I am an artist and writer. My recent practice performance, film, dance, photography and text, and my work has been performed, exhibited and published in many venues in Europe and the US. I have spoken at numerous conferences and events, including the Museum for the Fashion Institute of Technology in New York, the Medical Museum in Copenhagen, College Arts Association and the Association for the Psychoanalysis of Culture and Society. When I am not following Freud, Lacan and Marx’s footsteps with my camera or creating performance works as part of my Athenaeum Research Fellowship at the Royal Conservatoire of Scotland, I teach postgraduate students at Transart Institute.

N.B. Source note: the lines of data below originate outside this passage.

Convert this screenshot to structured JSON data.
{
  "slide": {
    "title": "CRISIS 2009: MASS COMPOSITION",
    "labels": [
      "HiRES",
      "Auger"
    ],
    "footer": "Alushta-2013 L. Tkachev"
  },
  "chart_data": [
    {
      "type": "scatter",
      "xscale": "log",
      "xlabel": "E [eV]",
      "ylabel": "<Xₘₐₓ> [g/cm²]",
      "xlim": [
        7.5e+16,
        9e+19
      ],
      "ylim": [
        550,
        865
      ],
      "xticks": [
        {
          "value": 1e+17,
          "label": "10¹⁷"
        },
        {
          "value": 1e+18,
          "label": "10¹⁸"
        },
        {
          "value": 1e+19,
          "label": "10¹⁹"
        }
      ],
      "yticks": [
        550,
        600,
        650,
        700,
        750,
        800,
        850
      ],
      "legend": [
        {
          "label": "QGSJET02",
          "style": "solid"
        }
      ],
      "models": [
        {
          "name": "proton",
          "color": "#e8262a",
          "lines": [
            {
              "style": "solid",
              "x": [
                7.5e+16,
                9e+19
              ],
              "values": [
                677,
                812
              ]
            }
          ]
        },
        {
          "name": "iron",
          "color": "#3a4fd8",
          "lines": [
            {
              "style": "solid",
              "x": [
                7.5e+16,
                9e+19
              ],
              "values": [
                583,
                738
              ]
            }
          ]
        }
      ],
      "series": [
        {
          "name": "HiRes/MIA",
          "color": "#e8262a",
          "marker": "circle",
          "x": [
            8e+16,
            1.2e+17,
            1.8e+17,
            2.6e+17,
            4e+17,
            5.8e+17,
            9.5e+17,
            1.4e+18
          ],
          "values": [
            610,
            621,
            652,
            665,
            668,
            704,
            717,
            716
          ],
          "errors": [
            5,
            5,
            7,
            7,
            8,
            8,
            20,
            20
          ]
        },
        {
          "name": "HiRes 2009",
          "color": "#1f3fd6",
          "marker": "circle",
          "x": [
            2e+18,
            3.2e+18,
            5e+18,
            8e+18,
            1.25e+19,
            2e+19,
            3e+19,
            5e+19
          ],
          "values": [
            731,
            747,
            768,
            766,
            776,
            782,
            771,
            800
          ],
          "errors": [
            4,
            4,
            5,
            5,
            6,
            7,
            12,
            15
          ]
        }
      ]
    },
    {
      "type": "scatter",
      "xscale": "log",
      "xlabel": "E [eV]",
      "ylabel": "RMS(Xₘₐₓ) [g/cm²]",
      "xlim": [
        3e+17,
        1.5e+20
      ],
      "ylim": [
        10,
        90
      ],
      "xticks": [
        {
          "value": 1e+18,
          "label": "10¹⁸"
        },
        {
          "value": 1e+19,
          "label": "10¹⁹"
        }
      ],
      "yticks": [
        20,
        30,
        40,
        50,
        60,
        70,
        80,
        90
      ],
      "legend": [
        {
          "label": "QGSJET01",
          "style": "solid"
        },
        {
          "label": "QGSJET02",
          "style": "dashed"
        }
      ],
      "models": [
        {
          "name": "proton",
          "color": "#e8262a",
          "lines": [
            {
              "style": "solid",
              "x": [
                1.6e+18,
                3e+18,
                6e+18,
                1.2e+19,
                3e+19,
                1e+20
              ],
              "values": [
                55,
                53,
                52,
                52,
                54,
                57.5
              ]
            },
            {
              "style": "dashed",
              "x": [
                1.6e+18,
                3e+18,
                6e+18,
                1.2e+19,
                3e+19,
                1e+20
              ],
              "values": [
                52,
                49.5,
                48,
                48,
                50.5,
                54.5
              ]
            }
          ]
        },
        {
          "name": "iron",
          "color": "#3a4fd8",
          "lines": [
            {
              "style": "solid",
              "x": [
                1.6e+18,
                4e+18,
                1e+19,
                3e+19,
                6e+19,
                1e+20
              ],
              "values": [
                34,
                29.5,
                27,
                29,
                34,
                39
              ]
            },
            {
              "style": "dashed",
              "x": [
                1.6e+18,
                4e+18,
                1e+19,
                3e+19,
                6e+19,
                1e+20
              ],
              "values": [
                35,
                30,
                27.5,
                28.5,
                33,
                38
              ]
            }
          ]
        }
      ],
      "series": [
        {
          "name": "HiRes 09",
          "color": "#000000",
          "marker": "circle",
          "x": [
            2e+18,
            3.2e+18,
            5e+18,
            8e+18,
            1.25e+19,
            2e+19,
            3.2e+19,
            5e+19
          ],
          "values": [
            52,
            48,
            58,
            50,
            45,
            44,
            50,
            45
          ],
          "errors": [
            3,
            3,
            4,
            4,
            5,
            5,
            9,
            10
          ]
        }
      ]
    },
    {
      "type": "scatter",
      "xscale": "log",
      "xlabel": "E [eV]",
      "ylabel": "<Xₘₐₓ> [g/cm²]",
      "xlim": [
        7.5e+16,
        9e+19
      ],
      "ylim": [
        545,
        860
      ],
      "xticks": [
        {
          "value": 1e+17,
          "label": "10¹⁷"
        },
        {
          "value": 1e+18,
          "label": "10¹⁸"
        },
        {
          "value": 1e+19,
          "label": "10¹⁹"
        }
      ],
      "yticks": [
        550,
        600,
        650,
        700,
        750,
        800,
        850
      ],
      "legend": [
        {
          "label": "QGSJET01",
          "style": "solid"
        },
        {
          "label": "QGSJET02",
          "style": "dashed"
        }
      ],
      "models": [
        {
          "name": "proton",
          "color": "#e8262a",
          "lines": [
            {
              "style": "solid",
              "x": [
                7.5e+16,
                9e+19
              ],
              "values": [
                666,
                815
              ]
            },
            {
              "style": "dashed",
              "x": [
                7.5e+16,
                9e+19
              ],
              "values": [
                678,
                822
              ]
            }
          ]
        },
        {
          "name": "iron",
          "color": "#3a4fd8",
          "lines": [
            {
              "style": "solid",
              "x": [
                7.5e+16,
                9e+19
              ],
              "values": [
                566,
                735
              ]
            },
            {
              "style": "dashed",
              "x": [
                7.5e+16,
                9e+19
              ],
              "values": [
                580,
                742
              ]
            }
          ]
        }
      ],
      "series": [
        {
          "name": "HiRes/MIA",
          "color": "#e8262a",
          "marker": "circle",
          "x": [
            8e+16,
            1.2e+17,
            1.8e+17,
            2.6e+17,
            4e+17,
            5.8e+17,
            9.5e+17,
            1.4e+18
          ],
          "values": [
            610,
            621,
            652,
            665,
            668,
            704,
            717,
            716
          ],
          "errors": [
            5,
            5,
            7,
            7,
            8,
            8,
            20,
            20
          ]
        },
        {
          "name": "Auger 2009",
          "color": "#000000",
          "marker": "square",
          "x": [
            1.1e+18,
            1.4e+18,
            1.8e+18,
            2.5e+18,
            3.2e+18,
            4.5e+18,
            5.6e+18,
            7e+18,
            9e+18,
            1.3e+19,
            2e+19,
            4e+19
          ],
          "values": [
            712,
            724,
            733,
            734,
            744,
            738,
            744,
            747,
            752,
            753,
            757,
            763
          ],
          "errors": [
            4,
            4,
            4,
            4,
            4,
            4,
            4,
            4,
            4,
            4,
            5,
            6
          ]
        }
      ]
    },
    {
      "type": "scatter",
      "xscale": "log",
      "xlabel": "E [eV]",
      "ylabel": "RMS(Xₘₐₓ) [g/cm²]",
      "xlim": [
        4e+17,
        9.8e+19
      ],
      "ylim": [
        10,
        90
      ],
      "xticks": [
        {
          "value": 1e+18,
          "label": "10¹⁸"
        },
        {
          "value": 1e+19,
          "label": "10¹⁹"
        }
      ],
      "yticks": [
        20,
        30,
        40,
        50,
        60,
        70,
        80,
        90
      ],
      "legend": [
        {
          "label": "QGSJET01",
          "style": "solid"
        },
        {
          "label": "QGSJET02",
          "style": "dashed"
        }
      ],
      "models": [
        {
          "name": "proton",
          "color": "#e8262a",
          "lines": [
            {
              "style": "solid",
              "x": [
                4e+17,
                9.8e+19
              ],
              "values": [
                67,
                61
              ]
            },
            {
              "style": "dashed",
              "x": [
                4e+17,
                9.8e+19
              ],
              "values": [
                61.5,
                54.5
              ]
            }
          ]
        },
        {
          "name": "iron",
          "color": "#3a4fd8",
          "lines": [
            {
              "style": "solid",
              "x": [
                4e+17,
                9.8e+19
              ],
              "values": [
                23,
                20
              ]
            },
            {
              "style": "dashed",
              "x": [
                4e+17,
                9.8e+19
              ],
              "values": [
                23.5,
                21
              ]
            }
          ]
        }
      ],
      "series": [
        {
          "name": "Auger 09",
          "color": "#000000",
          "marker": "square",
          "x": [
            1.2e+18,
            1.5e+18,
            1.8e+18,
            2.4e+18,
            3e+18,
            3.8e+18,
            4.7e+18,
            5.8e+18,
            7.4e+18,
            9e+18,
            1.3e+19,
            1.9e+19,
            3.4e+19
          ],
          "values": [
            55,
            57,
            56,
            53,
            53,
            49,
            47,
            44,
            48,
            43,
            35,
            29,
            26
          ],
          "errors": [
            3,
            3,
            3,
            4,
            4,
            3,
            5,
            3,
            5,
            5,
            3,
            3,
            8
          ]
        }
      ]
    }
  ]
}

I am currently immersed in an interdisciplinary project exploring knowledge and the body of the hysteric. In 2013, together with Child and Adolescent Mental Health practitioner Frances Davies, I co-edited the book ‘Madness, Women and the Power of Art’, to which I contributed a work authored with Eleanor Bowen. My book ‘Make Me Yours: How Art Seduces’ was published by Cambridge Scholars in 2016. In this text, investigates psychoanalytic approaches to making and understanding objects of seduction, including an examination of parallels between artistic and analytic practices, a study of Manolo Blahnik’s shoes as objects of desire, a disturbing encounter with Marcel Duchamp’s last work, and the creation of a psychoanalytically inspired Discourse of the Artefact, a framework enabling the circulation of questions and answers through a relational approach to artworks.